ETHNIC stereotypes are a bane on any society. They exacerbate ethnic relations and, worse, impede the growth of understanding and empathy among individuals from different communities that have had minimum social interaction over a long period of time.

Recent remarks by former Prime Minister Tun Dr Mahathir Mohamad that “ the Chinese are a wealthy lot” and “control all the towns in the country” would be examples of such stereotyping.

According to the Department of Statistics, 70% of Chinese Malaysians in 2016 belonged to the working class. In fact, even at the time of independence, the majority of Chinese, as the well-known economist (the late) James Puthucheary pointed out, were employees and not employers of capital.

If some Chinese from working-class backgrounds have become rich over the years, it is because of opportunities and mobility afforded by the prevailing socio-economic system, apart from their own hard work, perseverance and frugality.

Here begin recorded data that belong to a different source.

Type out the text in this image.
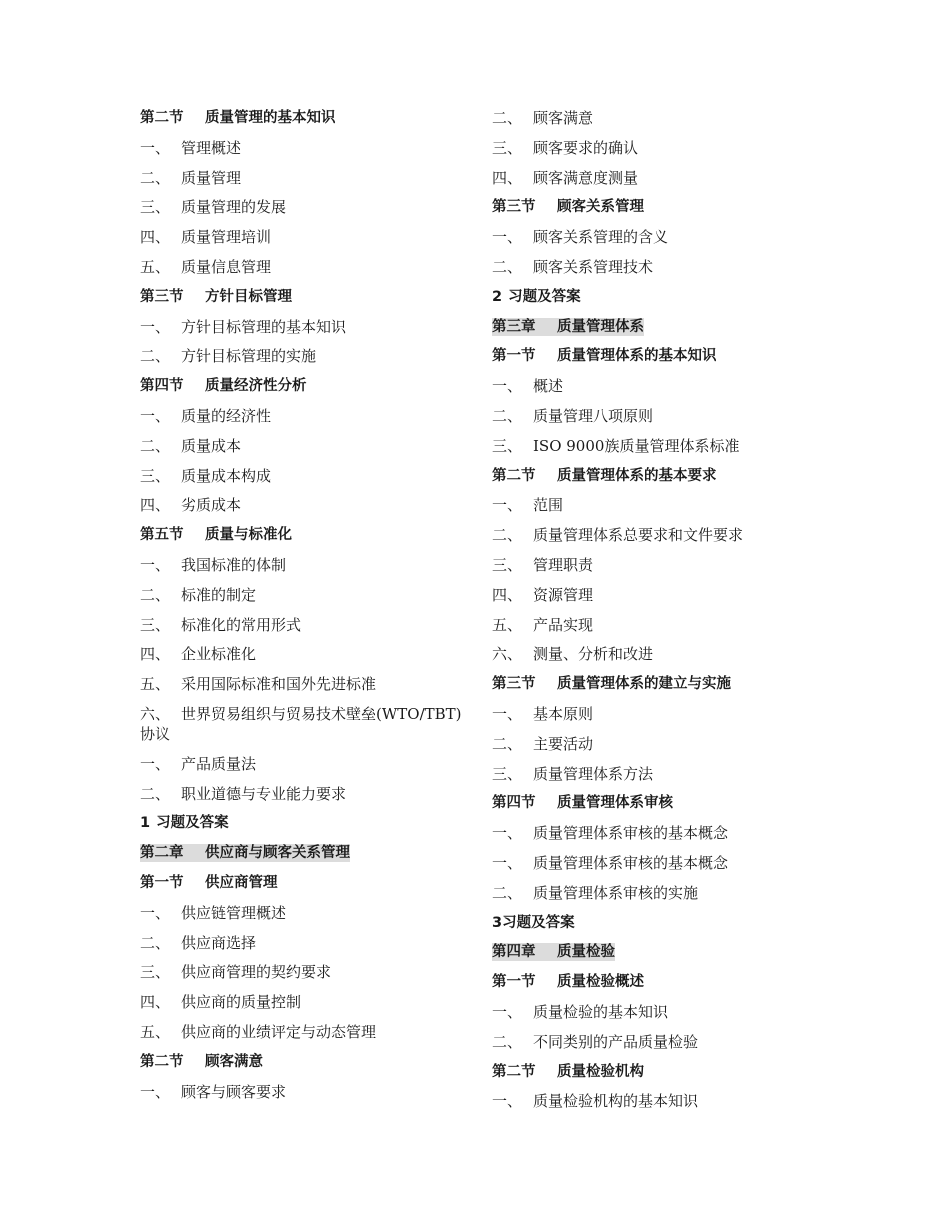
第二节 质量管理的基本知识
一、 管理概述
二、 质量管理
三、 质量管理的发展
四、 质量管理培训
五、 质量信息管理
第三节 方针目标管理
一、 方针目标管理的基本知识
二、 方针目标管理的实施
第四节 质量经济性分析
一、 质量的经济性
二、 质量成本
三、 质量成本构成
四、 劣质成本
第五节 质量与标准化
一、 我国标准的体制
二、 标准的制定
三、 标准化的常用形式
四、 企业标准化
五、 采用国际标准和国外先进标准
六、 世界贸易组织与贸易技术壁垒(WTO/TBT)协议
一、 产品质量法
二、 职业道德与专业能力要求
1 习题及答案
第二章 供应商与顾客关系管理
第一节 供应商管理
一、 供应链管理概述
二、 供应商选择
三、 供应商管理的契约要求
四、 供应商的质量控制
五、 供应商的业绩评定与动态管理
第二节 顾客满意
一、 顾客与顾客要求
二、 顾客满意
三、 顾客要求的确认
四、 顾客满意度测量
第三节 顾客关系管理
一、 顾客关系管理的含义
二、 顾客关系管理技术
2 习题及答案
第三章 质量管理体系
第一节 质量管理体系的基本知识
一、 概述
二、 质量管理八项原则
三、 ISO 9000族质量管理体系标准
第二节 质量管理体系的基本要求
一、 范围
二、 质量管理体系总要求和文件要求
三、 管理职责
四、 资源管理
五、 产品实现
六、 测量、分析和改进
第三节 质量管理体系的建立与实施
一、 基本原则
二、 主要活动
三、 质量管理体系方法
第四节 质量管理体系审核
一、 质量管理体系审核的基本概念
一、 质量管理体系审核的基本概念
二、 质量管理体系审核的实施
3习题及答案
第四章 质量检验
第一节 质量检验概述
一、 质量检验的基本知识
二、 不同类别的产品质量检验
第二节 质量检验机构
一、 质量检验机构的基本知识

As for towns, while it is true that many present-day towns were pioneered by Chinese, their current management and control are in the hands of largely Malay bureaucrats. Local government bureaucracy in turn is linked to a mainly Malay political order.

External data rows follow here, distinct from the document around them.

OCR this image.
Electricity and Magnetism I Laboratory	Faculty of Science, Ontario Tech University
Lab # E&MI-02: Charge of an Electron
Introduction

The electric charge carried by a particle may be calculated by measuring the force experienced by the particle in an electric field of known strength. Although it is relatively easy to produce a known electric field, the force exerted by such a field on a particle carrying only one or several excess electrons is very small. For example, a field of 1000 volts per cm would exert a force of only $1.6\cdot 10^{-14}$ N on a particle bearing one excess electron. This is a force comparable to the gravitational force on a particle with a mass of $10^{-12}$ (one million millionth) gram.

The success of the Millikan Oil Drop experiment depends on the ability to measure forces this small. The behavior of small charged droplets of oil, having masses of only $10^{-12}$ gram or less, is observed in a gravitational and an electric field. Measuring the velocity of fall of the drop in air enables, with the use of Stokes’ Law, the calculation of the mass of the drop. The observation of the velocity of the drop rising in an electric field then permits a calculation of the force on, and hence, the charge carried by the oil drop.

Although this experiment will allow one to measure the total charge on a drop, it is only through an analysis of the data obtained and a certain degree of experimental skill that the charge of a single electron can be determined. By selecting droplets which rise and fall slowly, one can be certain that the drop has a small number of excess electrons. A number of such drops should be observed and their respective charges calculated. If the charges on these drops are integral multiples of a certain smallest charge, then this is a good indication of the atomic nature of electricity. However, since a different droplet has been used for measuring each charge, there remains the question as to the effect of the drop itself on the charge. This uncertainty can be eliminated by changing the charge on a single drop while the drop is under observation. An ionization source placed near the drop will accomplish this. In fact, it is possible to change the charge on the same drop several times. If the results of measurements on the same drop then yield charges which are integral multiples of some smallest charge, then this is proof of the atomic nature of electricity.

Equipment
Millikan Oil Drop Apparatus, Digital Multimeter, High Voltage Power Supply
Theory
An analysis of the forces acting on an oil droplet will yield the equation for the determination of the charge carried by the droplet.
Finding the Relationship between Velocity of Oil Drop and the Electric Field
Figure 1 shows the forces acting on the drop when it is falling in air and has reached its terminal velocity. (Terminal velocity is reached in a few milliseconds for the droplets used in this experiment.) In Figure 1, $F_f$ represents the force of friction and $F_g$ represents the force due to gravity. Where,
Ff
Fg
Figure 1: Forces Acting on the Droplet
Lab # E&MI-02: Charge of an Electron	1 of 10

This leads us to yet another stereotype that needs to be scrutinised. There are many non-Malays who argue that Malays exercise total monopolisation over political power. This is not true if one appreciates the nature and evolution of political power in Malaysia.

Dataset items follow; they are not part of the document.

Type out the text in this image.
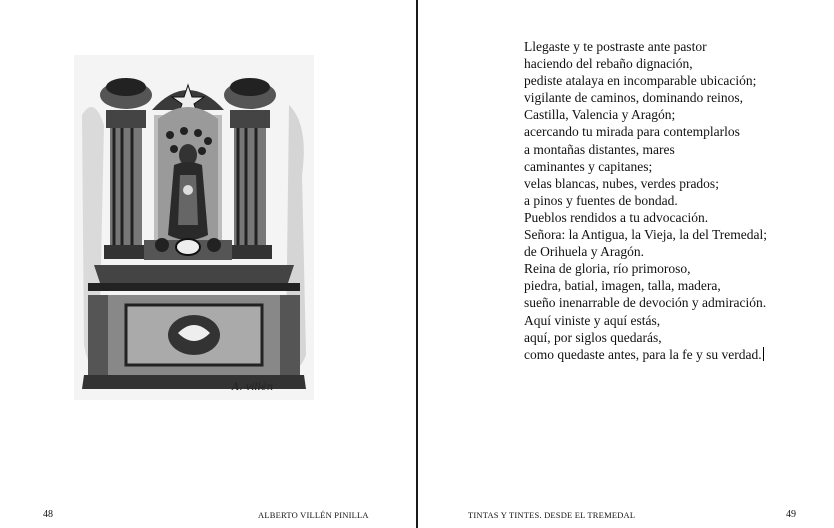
A. villén
48	ALBERTO VILLÉN PINILLA	TINTAS Y TINTES. DESDE EL TREMEDAL	49
Llegaste y te postraste ante pastor
haciendo del rebaño dignación,
pediste atalaya en incomparable ubicación;
vigilante de caminos, dominando reinos,
Castilla, Valencia y Aragón;
acercando tu mirada para contemplarlos
a montañas distantes, mares
caminantes y capitanes;
velas blancas, nubes, verdes prados;
a pinos y fuentes de bondad.
Pueblos rendidos a tu advocación.
Señora: la Antigua, la Vieja, la del Tremedal;
de Orihuela y Aragón.
Reina de gloria, río primoroso,
piedra, batial, imagen, talla, madera,
sueño inenarrable de devoción y admiración.
Aquí viniste y aquí estás,
aquí, por siglos quedarás,
como quedaste antes, para la fe y su verdad.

Monarchical power, which has been exclusively Malay for centuries, was preserved by British colonial rule and shared with the people through democratic procedures and practices embodied in the Merdeka Constitution of 1957.

It was the Malay Rulers and Umno elite who decided to confer political rights upon the domiciled non-Malay populace through accommodative citizenship provisions in the Constitution.

Of course, a number of factors contributed to this momentous decision, including colonial interests. But what is critically important is that the decision transformed the entire political landscape forever: From a people associated with a land, the Malays became a community among communities.

If this process of accommodation and acceptance is understood, no thinking Chinese or Indian Malaysian would talk of the monopolization of political power by the Malays.

It is often forgotten that the Umno-led Alliance coalition from the first Federal legislative election in 1955 set a trend that has remained through 14 general elections. In that election, 17 Chinese and Indian candidates from the MCA and MIC were fielded although there was a Chinese majority in only two out of the 52 constituencies. All the MCA and MIC contestants won, most of them with Malay votes. There are other ethnic stereotypes that are equally pernicious even if their political impact is not as serious.

The stereotype about Malay laziness, however, is perhaps the only one subscribed to by certain leaders, like Dr Mahathir, of the targeted people themselves. Dr Mahathir has clung on to this stereotype for decades in spite of overwhelming evidence to the contrary and the wide range of persuasive arguments in Syed Hussein Alatas’ The Myth of the Lazy Native (1977).

It is a pity Dr Mahathir does not seem to understand that this myth is rooted in the ideology of colonial capitalism and has been exploited by both the colonialists and purveyors of communal politics to denigrate native peoples.

The media, schools and universities, religious and cultural organisations and families should all be involved in the mammoth task of raising social awareness on how destructive stereotypes are.


Kuala Lumpur

(Dr Chandra has been writing on ethnic relations since the early 70s.)